American auto profits showing signs of beating 1990s’ best

‘Different Now’

“The new 16 is better than the old 17,” Kevin Tynan, auto analyst for Bloomberg Industries, said in an interview yesterday. “It’s different now because the products across the portfolio are so much better. Everything is just better, from the cost structure on down the line.”

Consumers are willing to pay higher prices for these new models, which are stuffed with technology that keeps drivers more connected and going farther on a gallon of gasoline. The average price a consumer paid for a Chrysler model rose 3.9% from last year to $32,447, according to researcher Kelley Blue Book.

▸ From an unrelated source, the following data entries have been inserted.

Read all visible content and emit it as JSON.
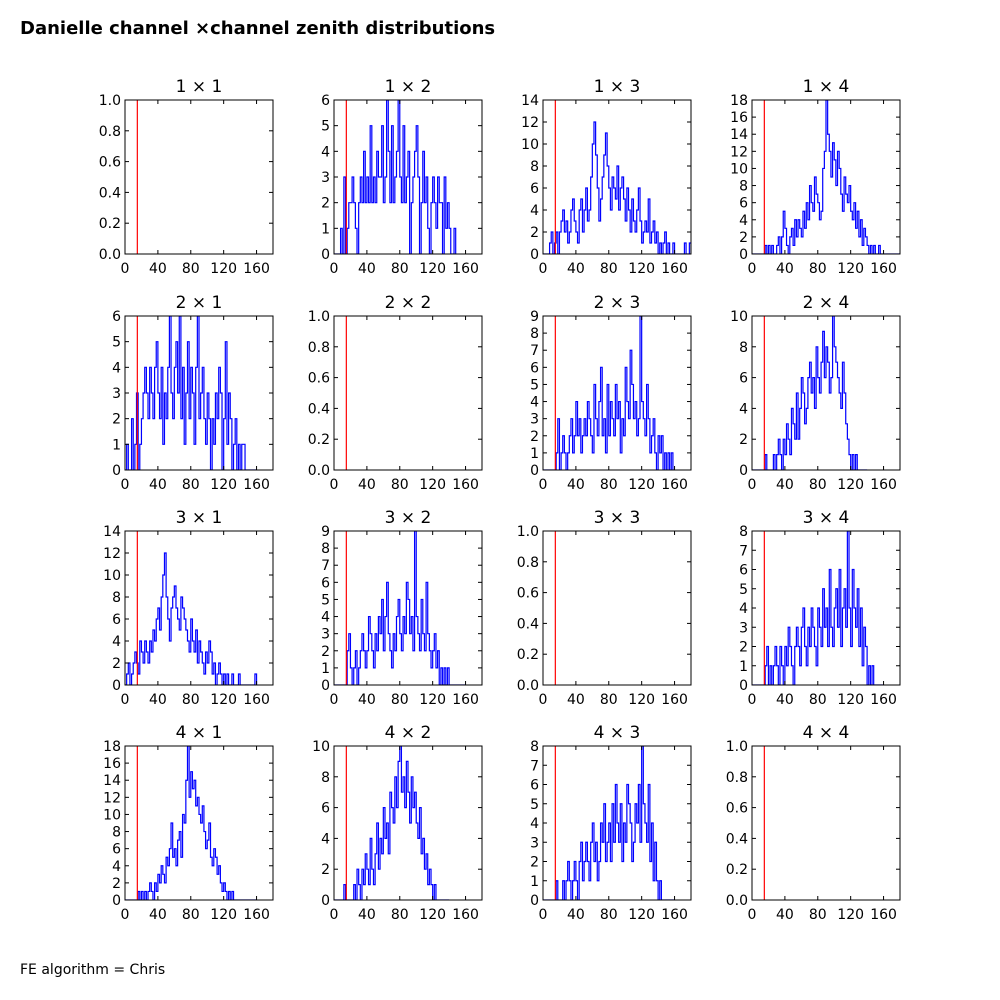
{
  "figure": {
    "title": "Danielle channel ×channel zenith distributions",
    "footer": "FE algorithm = Chris"
  },
  "colors": {
    "histogram": "#0000ff",
    "cut_line": "#ff0000",
    "axes": "#000000"
  },
  "chart_data": [
    {
      "type": "histogram",
      "title": "1 × 1",
      "xlim": [
        0,
        180
      ],
      "ylim": [
        0,
        1.0
      ],
      "yticks": [
        "0.0",
        "0.2",
        "0.4",
        "0.6",
        "0.8",
        "1.0"
      ],
      "xticks": [
        "0",
        "40",
        "80",
        "120",
        "160"
      ],
      "cut_x": 15,
      "bin_width": 2,
      "x_start": 0,
      "values": []
    },
    {
      "type": "histogram",
      "title": "1 × 2",
      "xlim": [
        0,
        180
      ],
      "ylim": [
        0,
        6
      ],
      "yticks": [
        "0",
        "1",
        "2",
        "3",
        "4",
        "5",
        "6"
      ],
      "xticks": [
        "0",
        "40",
        "80",
        "120",
        "160"
      ],
      "cut_x": 15,
      "bin_width": 2,
      "x_start": 0,
      "values": [
        0,
        0,
        0,
        0,
        1,
        0,
        3,
        0,
        1,
        2,
        2,
        3,
        2,
        1,
        0,
        2,
        3,
        2,
        4,
        2,
        3,
        2,
        5,
        2,
        3,
        2,
        4,
        3,
        3,
        5,
        2,
        3,
        6,
        4,
        2,
        5,
        2,
        3,
        4,
        6,
        3,
        2,
        5,
        2,
        3,
        4,
        0,
        2,
        3,
        4,
        5,
        3,
        0,
        2,
        4,
        2,
        3,
        1,
        0,
        2,
        3,
        2,
        1,
        3,
        2,
        2,
        0,
        3,
        1,
        2,
        1,
        0,
        0,
        1
      ]
    },
    {
      "type": "histogram",
      "title": "1 × 3",
      "xlim": [
        0,
        180
      ],
      "ylim": [
        0,
        14
      ],
      "yticks": [
        "0",
        "2",
        "4",
        "6",
        "8",
        "10",
        "12",
        "14"
      ],
      "xticks": [
        "0",
        "40",
        "80",
        "120",
        "160"
      ],
      "cut_x": 15,
      "bin_width": 2,
      "x_start": 0,
      "values": [
        0,
        0,
        0,
        0,
        1,
        2,
        0,
        1,
        2,
        0,
        2,
        3,
        4,
        2,
        3,
        1,
        2,
        4,
        5,
        3,
        2,
        1,
        4,
        5,
        2,
        4,
        6,
        3,
        4,
        7,
        10,
        12,
        9,
        6,
        3,
        5,
        7,
        9,
        11,
        8,
        6,
        4,
        7,
        6,
        5,
        8,
        4,
        6,
        7,
        5,
        3,
        6,
        4,
        2,
        5,
        3,
        2,
        4,
        6,
        3,
        1,
        2,
        3,
        2,
        5,
        1,
        2,
        3,
        1,
        2,
        0,
        1,
        0,
        1,
        2,
        0,
        1,
        0,
        0,
        1,
        0,
        0,
        0,
        0,
        0,
        0,
        1,
        0,
        0,
        1
      ]
    },
    {
      "type": "histogram",
      "title": "1 × 4",
      "xlim": [
        0,
        180
      ],
      "ylim": [
        0,
        18
      ],
      "yticks": [
        "0",
        "2",
        "4",
        "6",
        "8",
        "10",
        "12",
        "14",
        "16",
        "18"
      ],
      "xticks": [
        "0",
        "40",
        "80",
        "120",
        "160"
      ],
      "cut_x": 15,
      "bin_width": 2,
      "x_start": 0,
      "values": [
        0,
        0,
        0,
        0,
        0,
        0,
        0,
        0,
        1,
        0,
        1,
        0,
        1,
        0,
        0,
        1,
        2,
        0,
        2,
        5,
        3,
        1,
        0,
        2,
        3,
        1,
        4,
        2,
        4,
        3,
        2,
        5,
        3,
        6,
        4,
        8,
        6,
        5,
        9,
        7,
        6,
        4,
        5,
        10,
        12,
        18,
        14,
        12,
        9,
        13,
        11,
        8,
        12,
        10,
        7,
        5,
        9,
        7,
        6,
        8,
        5,
        4,
        6,
        3,
        5,
        2,
        4,
        1,
        3,
        2,
        1,
        0,
        1,
        0,
        1,
        0,
        0,
        1,
        0,
        0,
        0,
        0,
        0,
        0,
        0,
        0,
        0,
        0,
        0,
        0
      ]
    },
    {
      "type": "histogram",
      "title": "2 × 1",
      "xlim": [
        0,
        180
      ],
      "ylim": [
        0,
        6
      ],
      "yticks": [
        "0",
        "1",
        "2",
        "3",
        "4",
        "5",
        "6"
      ],
      "xticks": [
        "0",
        "40",
        "80",
        "120",
        "160"
      ],
      "cut_x": 15,
      "bin_width": 2,
      "x_start": 0,
      "values": [
        0,
        1,
        0,
        0,
        2,
        0,
        1,
        3,
        0,
        1,
        2,
        3,
        4,
        3,
        2,
        4,
        3,
        2,
        4,
        5,
        3,
        2,
        4,
        1,
        3,
        2,
        4,
        6,
        3,
        2,
        4,
        5,
        3,
        6,
        2,
        4,
        1,
        3,
        5,
        2,
        4,
        3,
        1,
        4,
        6,
        2,
        3,
        4,
        2,
        1,
        3,
        2,
        0,
        2,
        1,
        3,
        2,
        4,
        3,
        0,
        2,
        5,
        1,
        3,
        2,
        0,
        1,
        2,
        0,
        1,
        0,
        1,
        1,
        0,
        0,
        0,
        0,
        0,
        0,
        0
      ]
    },
    {
      "type": "histogram",
      "title": "2 × 2",
      "xlim": [
        0,
        180
      ],
      "ylim": [
        0,
        1.0
      ],
      "yticks": [
        "0.0",
        "0.2",
        "0.4",
        "0.6",
        "0.8",
        "1.0"
      ],
      "xticks": [
        "0",
        "40",
        "80",
        "120",
        "160"
      ],
      "cut_x": 15,
      "bin_width": 2,
      "x_start": 0,
      "values": []
    },
    {
      "type": "histogram",
      "title": "2 × 3",
      "xlim": [
        0,
        180
      ],
      "ylim": [
        0,
        9
      ],
      "yticks": [
        "0",
        "1",
        "2",
        "3",
        "4",
        "5",
        "6",
        "7",
        "8",
        "9"
      ],
      "xticks": [
        "0",
        "40",
        "80",
        "120",
        "160"
      ],
      "cut_x": 15,
      "bin_width": 2,
      "x_start": 0,
      "values": [
        0,
        0,
        0,
        0,
        0,
        0,
        0,
        0,
        1,
        3,
        0,
        1,
        2,
        1,
        0,
        1,
        2,
        3,
        1,
        2,
        4,
        2,
        3,
        1,
        2,
        3,
        2,
        4,
        3,
        2,
        1,
        5,
        3,
        2,
        4,
        6,
        2,
        3,
        1,
        5,
        2,
        4,
        3,
        2,
        5,
        3,
        4,
        1,
        3,
        2,
        6,
        4,
        3,
        7,
        5,
        3,
        4,
        2,
        3,
        9,
        4,
        3,
        2,
        5,
        3,
        1,
        2,
        3,
        1,
        0,
        2,
        1,
        2,
        0,
        1,
        0,
        1,
        0,
        1,
        0
      ]
    },
    {
      "type": "histogram",
      "title": "2 × 4",
      "xlim": [
        0,
        180
      ],
      "ylim": [
        0,
        10
      ],
      "yticks": [
        "0",
        "2",
        "4",
        "6",
        "8",
        "10"
      ],
      "xticks": [
        "0",
        "40",
        "80",
        "120",
        "160"
      ],
      "cut_x": 15,
      "bin_width": 2,
      "x_start": 0,
      "values": [
        0,
        0,
        0,
        0,
        0,
        0,
        0,
        0,
        1,
        0,
        0,
        0,
        0,
        1,
        0,
        1,
        2,
        1,
        0,
        2,
        1,
        3,
        2,
        1,
        4,
        3,
        2,
        5,
        2,
        4,
        6,
        5,
        3,
        4,
        6,
        7,
        5,
        6,
        4,
        8,
        6,
        5,
        7,
        9,
        6,
        8,
        7,
        5,
        6,
        10,
        8,
        7,
        6,
        5,
        4,
        7,
        5,
        3,
        2,
        1,
        0,
        1,
        0,
        1,
        0,
        0,
        0,
        0,
        0,
        0
      ]
    },
    {
      "type": "histogram",
      "title": "3 × 1",
      "xlim": [
        0,
        180
      ],
      "ylim": [
        0,
        14
      ],
      "yticks": [
        "0",
        "2",
        "4",
        "6",
        "8",
        "10",
        "12",
        "14"
      ],
      "xticks": [
        "0",
        "40",
        "80",
        "120",
        "160"
      ],
      "cut_x": 15,
      "bin_width": 2,
      "x_start": 0,
      "values": [
        0,
        1,
        2,
        0,
        1,
        2,
        3,
        2,
        1,
        4,
        3,
        2,
        4,
        3,
        2,
        4,
        3,
        5,
        4,
        6,
        7,
        5,
        8,
        10,
        12,
        8,
        6,
        4,
        7,
        8,
        9,
        7,
        6,
        5,
        8,
        7,
        6,
        5,
        4,
        3,
        6,
        4,
        3,
        5,
        2,
        4,
        3,
        2,
        1,
        3,
        2,
        4,
        3,
        1,
        2,
        0,
        1,
        2,
        1,
        0,
        1,
        0,
        1,
        0,
        0,
        1,
        0,
        0,
        0,
        1,
        0,
        0,
        0,
        0,
        0,
        0,
        0,
        0,
        0,
        1
      ]
    },
    {
      "type": "histogram",
      "title": "3 × 2",
      "xlim": [
        0,
        180
      ],
      "ylim": [
        0,
        9
      ],
      "yticks": [
        "0",
        "1",
        "2",
        "3",
        "4",
        "5",
        "6",
        "7",
        "8",
        "9"
      ],
      "xticks": [
        "0",
        "40",
        "80",
        "120",
        "160"
      ],
      "cut_x": 15,
      "bin_width": 2,
      "x_start": 0,
      "values": [
        0,
        0,
        0,
        0,
        0,
        0,
        0,
        0,
        2,
        3,
        1,
        0,
        1,
        2,
        0,
        1,
        2,
        3,
        2,
        1,
        2,
        4,
        3,
        2,
        1,
        3,
        2,
        4,
        3,
        5,
        2,
        4,
        6,
        3,
        2,
        1,
        3,
        2,
        4,
        5,
        3,
        2,
        4,
        3,
        6,
        5,
        3,
        4,
        2,
        9,
        4,
        3,
        2,
        5,
        3,
        2,
        6,
        3,
        2,
        1,
        2,
        3,
        1,
        2,
        0,
        1,
        0,
        1,
        0,
        1,
        0,
        0,
        0,
        0,
        0,
        0,
        0,
        0,
        0,
        0
      ]
    },
    {
      "type": "histogram",
      "title": "3 × 3",
      "xlim": [
        0,
        180
      ],
      "ylim": [
        0,
        1.0
      ],
      "yticks": [
        "0.0",
        "0.2",
        "0.4",
        "0.6",
        "0.8",
        "1.0"
      ],
      "xticks": [
        "0",
        "40",
        "80",
        "120",
        "160"
      ],
      "cut_x": 15,
      "bin_width": 2,
      "x_start": 0,
      "values": []
    },
    {
      "type": "histogram",
      "title": "3 × 4",
      "xlim": [
        0,
        180
      ],
      "ylim": [
        0,
        8
      ],
      "yticks": [
        "0",
        "1",
        "2",
        "3",
        "4",
        "5",
        "6",
        "7",
        "8"
      ],
      "xticks": [
        "0",
        "40",
        "80",
        "120",
        "160"
      ],
      "cut_x": 15,
      "bin_width": 2,
      "x_start": 0,
      "values": [
        0,
        0,
        0,
        0,
        0,
        0,
        0,
        0,
        1,
        2,
        0,
        1,
        0,
        1,
        2,
        1,
        0,
        2,
        1,
        0,
        2,
        1,
        3,
        2,
        1,
        0,
        2,
        3,
        2,
        1,
        3,
        4,
        2,
        1,
        3,
        2,
        4,
        3,
        2,
        1,
        4,
        3,
        2,
        5,
        3,
        4,
        2,
        6,
        3,
        2,
        4,
        5,
        3,
        6,
        2,
        4,
        5,
        3,
        8,
        4,
        2,
        6,
        4,
        3,
        5,
        2,
        4,
        1,
        3,
        2,
        0,
        1,
        0,
        1,
        0,
        0,
        0,
        0,
        0,
        0
      ]
    },
    {
      "type": "histogram",
      "title": "4 × 1",
      "xlim": [
        0,
        180
      ],
      "ylim": [
        0,
        18
      ],
      "yticks": [
        "0",
        "2",
        "4",
        "6",
        "8",
        "10",
        "12",
        "14",
        "16",
        "18"
      ],
      "xticks": [
        "0",
        "40",
        "80",
        "120",
        "160"
      ],
      "cut_x": 15,
      "bin_width": 2,
      "x_start": 0,
      "values": [
        0,
        0,
        0,
        0,
        0,
        0,
        0,
        0,
        1,
        0,
        1,
        0,
        1,
        0,
        1,
        2,
        1,
        0,
        2,
        1,
        3,
        2,
        4,
        3,
        2,
        5,
        4,
        6,
        9,
        5,
        6,
        4,
        7,
        8,
        5,
        10,
        9,
        14,
        18,
        12,
        15,
        13,
        14,
        11,
        12,
        10,
        9,
        11,
        8,
        6,
        7,
        9,
        5,
        4,
        6,
        5,
        3,
        4,
        2,
        1,
        2,
        1,
        0,
        1,
        0,
        1,
        0,
        0,
        0,
        0,
        0,
        0,
        0,
        0,
        0,
        0,
        0,
        0,
        0,
        0
      ]
    },
    {
      "type": "histogram",
      "title": "4 × 2",
      "xlim": [
        0,
        180
      ],
      "ylim": [
        0,
        10
      ],
      "yticks": [
        "0",
        "2",
        "4",
        "6",
        "8",
        "10"
      ],
      "xticks": [
        "0",
        "40",
        "80",
        "120",
        "160"
      ],
      "cut_x": 15,
      "bin_width": 2,
      "x_start": 0,
      "values": [
        0,
        0,
        0,
        0,
        0,
        0,
        1,
        0,
        0,
        0,
        0,
        0,
        1,
        0,
        2,
        1,
        0,
        2,
        1,
        3,
        2,
        1,
        4,
        2,
        1,
        3,
        5,
        2,
        4,
        3,
        6,
        4,
        5,
        3,
        7,
        6,
        5,
        8,
        6,
        9,
        10,
        7,
        8,
        6,
        9,
        7,
        5,
        8,
        6,
        7,
        5,
        4,
        6,
        3,
        4,
        2,
        3,
        1,
        2,
        1,
        0,
        1,
        0,
        0,
        0,
        0,
        0,
        0,
        0,
        0
      ]
    },
    {
      "type": "histogram",
      "title": "4 × 3",
      "xlim": [
        0,
        180
      ],
      "ylim": [
        0,
        8
      ],
      "yticks": [
        "0",
        "1",
        "2",
        "3",
        "4",
        "5",
        "6",
        "7",
        "8"
      ],
      "xticks": [
        "0",
        "40",
        "80",
        "120",
        "160"
      ],
      "cut_x": 15,
      "bin_width": 2,
      "x_start": 0,
      "values": [
        0,
        0,
        0,
        0,
        0,
        0,
        0,
        0,
        1,
        0,
        0,
        0,
        1,
        0,
        1,
        2,
        1,
        0,
        1,
        2,
        1,
        0,
        2,
        3,
        1,
        2,
        3,
        2,
        1,
        3,
        4,
        2,
        3,
        1,
        2,
        4,
        3,
        5,
        2,
        3,
        4,
        2,
        5,
        3,
        6,
        4,
        3,
        5,
        2,
        4,
        3,
        6,
        5,
        4,
        2,
        3,
        5,
        4,
        6,
        3,
        8,
        5,
        4,
        3,
        6,
        2,
        4,
        1,
        3,
        1,
        0,
        1,
        0,
        0,
        0,
        0,
        0,
        0,
        0,
        0
      ]
    },
    {
      "type": "histogram",
      "title": "4 × 4",
      "xlim": [
        0,
        180
      ],
      "ylim": [
        0,
        1.0
      ],
      "yticks": [
        "0.0",
        "0.2",
        "0.4",
        "0.6",
        "0.8",
        "1.0"
      ],
      "xticks": [
        "0",
        "40",
        "80",
        "120",
        "160"
      ],
      "cut_x": 15,
      "bin_width": 2,
      "x_start": 0,
      "values": []
    }
  ]
}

Ford commands an average price of $34,455, up 1.5% from last year, and GM gets $34,527, up 0.7%.

Now Detroit’s greatest challenge is building enough cars, Schuster said. Ford said yesterday it plans to boost North American production in the fourth quarter by 6.8% to 785,000 vehicles. Ford just added a shift of 1,400 workers at a Michigan factory to build more Fusions.

Three Shifts

GM is running its Cruze factory in Ohio around-the-clock on three shifts to keep up with demand for the small car that is up 18% this year. Consumer demand for the Cruze “is unprecedented in Chevrolet for decades,” Alan Batey, head of Chevrolet, said on a conference call yesterday.

“I don’t know when we’ve been in a situation where we don’t have enough inventory because things are good,” said Schuster, 45. “It’s been a very long time. It’s out of my memory bank, for sure.”

Factory capacity constraints could be the biggest roadblock to reaching and surpassing the 2000 sales record, Schuster said. Tynan and LMC each forecast industrywide sales will top 17 million in three years.

“While demand appears strong enough to sustain continued growth, supply could get in the way as many manufacturers already are facing tight inventory for many popular models,” said Alec Gutierrez, auto analyst for Kelley Blue Book. “Assuming that the economy remains on stable footing, we should see demand remain strong enough to support annual sales of 16 million units or more moving forward.”

‘Yellow Flags’

Schuster said LMC projects the industry adding 3.4 million vehicles of capacity from 2010 through 2020 in North America, 2 million of which come from new factories in Mexico.

There remain “yellow flags” in the sluggish economy, such as anemic job and income growth, Tynan said.

“There’s probably more broad economic weakness than the auto numbers would suggest,” Tynan said. “If you just look at the auto sales, you would think we are in full-on recovery and the new boom period. But that’s not the case.”

Fewer Americans filed applications for unemployment benefits last week, the U.S. Labor Department reported today. The jobless claims report showed the four-week moving average, a less volatile measure than the weekly figures, declined to 328,500 last week, the lowest since October 2007, from 331,500.

Spending on cars and housing helped maintain “modest to moderate” economic expansion even as borrowing costs increased, the Federal Reserve said yesterday.